В конце концов, европейские правительства сократили зависимость от косвенного управления посредством двух затратных, но эффективных стратегий: (а) расширяя сферу действия бюрократического аппарата на локальные сообщества и (б) поощряя создание подчиненных правительству, а не отдельным патронам, полицейских сил, отличающихся от сил военных, и, следовательно, менее полезных в качестве инструмента диссидентствующих магнатов. По ходу дела, однако, все строители национальной власти осуществляли смешанную стратегию: устраняя, подчиняя, разделяя, завоевывая, уговаривая или подкупая – в зависимости от того, какие случаи предоставлялись.

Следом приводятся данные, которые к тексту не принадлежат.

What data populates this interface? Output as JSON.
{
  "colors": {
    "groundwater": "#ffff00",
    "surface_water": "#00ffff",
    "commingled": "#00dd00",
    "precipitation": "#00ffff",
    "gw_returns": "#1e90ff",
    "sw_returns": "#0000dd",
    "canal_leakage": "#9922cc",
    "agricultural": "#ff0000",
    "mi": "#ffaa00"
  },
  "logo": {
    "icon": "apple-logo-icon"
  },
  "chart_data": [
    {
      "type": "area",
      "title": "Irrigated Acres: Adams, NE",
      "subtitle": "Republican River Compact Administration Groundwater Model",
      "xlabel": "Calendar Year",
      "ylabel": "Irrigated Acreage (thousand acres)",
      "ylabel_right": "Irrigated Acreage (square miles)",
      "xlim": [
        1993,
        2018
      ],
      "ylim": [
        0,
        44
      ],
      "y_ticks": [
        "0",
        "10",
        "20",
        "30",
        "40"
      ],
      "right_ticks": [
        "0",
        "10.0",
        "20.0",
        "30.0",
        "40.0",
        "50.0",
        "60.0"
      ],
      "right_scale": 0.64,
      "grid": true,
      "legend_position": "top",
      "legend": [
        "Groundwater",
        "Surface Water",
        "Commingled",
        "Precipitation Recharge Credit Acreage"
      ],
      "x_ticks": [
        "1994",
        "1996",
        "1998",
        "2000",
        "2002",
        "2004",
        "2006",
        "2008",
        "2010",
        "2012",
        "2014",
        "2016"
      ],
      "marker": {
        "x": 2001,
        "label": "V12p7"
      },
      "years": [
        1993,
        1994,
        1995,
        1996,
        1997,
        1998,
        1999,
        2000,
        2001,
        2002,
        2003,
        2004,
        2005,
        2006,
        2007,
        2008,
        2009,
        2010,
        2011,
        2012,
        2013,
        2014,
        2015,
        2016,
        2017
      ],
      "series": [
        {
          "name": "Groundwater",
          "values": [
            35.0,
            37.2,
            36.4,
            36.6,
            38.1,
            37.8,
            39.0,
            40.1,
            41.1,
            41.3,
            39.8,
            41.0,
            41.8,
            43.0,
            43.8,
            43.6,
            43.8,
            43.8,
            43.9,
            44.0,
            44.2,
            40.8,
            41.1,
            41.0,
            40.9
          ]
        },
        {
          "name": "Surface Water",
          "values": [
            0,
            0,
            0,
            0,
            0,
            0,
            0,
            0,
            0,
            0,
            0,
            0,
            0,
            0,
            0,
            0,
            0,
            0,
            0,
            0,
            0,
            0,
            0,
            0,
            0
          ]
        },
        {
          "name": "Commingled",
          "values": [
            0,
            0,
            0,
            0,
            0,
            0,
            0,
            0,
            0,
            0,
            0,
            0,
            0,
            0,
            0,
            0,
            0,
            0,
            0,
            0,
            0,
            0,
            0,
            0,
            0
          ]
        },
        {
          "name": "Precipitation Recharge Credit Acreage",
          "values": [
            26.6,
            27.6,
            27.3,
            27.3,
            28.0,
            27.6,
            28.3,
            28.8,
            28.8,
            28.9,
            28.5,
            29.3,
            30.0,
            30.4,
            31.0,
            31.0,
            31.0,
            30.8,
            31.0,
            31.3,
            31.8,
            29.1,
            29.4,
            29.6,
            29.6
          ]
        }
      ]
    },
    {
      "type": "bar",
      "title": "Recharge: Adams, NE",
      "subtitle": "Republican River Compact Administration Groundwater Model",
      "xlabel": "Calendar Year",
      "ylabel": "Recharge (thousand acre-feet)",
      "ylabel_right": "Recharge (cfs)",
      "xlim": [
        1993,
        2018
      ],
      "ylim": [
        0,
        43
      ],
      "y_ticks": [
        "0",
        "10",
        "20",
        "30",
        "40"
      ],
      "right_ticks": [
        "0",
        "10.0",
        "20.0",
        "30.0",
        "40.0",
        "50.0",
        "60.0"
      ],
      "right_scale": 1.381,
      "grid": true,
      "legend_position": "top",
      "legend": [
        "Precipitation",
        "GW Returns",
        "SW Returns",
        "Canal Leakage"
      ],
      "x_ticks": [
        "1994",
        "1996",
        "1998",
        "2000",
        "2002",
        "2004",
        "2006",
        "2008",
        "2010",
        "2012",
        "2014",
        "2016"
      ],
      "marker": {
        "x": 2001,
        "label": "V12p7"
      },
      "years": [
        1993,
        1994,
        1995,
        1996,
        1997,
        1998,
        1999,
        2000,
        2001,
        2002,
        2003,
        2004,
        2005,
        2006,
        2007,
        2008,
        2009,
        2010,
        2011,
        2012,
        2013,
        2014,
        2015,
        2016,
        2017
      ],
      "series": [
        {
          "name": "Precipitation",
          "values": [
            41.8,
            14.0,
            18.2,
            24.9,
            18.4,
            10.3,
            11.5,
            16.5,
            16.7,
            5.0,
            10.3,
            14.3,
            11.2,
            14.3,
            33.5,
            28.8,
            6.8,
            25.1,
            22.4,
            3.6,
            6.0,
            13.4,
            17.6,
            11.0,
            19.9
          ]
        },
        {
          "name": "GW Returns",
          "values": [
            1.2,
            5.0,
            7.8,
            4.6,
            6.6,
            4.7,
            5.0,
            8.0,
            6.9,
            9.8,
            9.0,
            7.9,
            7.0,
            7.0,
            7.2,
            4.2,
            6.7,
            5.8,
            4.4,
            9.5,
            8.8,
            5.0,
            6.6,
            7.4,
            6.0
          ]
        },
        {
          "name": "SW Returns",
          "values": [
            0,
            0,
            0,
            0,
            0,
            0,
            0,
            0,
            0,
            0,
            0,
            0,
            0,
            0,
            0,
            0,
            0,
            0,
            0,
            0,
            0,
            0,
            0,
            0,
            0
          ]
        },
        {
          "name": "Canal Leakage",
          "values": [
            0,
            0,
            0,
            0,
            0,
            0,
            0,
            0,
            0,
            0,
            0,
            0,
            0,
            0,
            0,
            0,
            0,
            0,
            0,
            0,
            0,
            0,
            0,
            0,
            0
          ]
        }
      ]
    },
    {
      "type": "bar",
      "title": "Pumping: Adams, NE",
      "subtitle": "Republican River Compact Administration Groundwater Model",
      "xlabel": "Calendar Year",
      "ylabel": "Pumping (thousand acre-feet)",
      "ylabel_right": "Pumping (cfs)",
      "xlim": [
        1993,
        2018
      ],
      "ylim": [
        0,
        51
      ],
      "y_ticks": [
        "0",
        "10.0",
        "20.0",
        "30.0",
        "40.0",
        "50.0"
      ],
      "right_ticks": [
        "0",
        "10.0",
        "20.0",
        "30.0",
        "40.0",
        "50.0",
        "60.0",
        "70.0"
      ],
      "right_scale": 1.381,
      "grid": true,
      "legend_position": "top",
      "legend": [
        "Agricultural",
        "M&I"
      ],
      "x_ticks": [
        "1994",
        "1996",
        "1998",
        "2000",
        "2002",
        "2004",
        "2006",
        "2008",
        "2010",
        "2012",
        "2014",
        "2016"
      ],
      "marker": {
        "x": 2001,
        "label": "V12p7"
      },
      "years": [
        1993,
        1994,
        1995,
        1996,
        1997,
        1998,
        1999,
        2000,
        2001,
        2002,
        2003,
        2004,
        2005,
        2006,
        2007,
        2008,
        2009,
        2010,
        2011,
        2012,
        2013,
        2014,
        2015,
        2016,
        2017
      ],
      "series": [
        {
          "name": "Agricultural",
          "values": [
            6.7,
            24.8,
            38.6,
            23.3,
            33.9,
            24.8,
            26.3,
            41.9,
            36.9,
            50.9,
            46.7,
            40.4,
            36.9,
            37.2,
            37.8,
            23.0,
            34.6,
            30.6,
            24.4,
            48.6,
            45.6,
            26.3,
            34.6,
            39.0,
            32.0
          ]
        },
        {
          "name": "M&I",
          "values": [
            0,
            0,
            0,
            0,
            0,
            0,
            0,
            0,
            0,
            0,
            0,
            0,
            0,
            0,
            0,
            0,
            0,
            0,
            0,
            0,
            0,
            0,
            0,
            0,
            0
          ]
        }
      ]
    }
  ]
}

Подкуп проявляется в освобождении от налогообложения, создании синекур, установлении правопритязаний на национальную казну, а также ряде других механизмов, ставивших благосостояние магната в зависимость от сохранения существующей структуры власти. В долгосрочной перспективе все это сводилось к масштабному замирению и монополизации средств принуждения.

Защита как бизнес

В ретроспективе умиротворение, кооптация или устранение претенциозных соперников суверена представляется впечатляющим, благородным и дальновидным предприятием, несущим мир людям; однако оно почти с неизбежностью следует из логики расширения власти. Если обладатель власти должен получить выигрыш от предоставления защиты, то для этого его конкуренты должны уступить. Как двадцать пять лет назад об этом высказался экономический историк Фредерик Лейн, правительства занимаются бизнесом по продаже защиты, … хотят этого люди или нет. Лейн утверждал, что сама деятельность по производству насилия и контролю над ним способствует укреплению монополии, потому что конкуренция в этой сфере, как правило, повышает расходы, вместо того чтобы их снижать. Как он полагает, производство насилия обладает большой экономией на масштабе.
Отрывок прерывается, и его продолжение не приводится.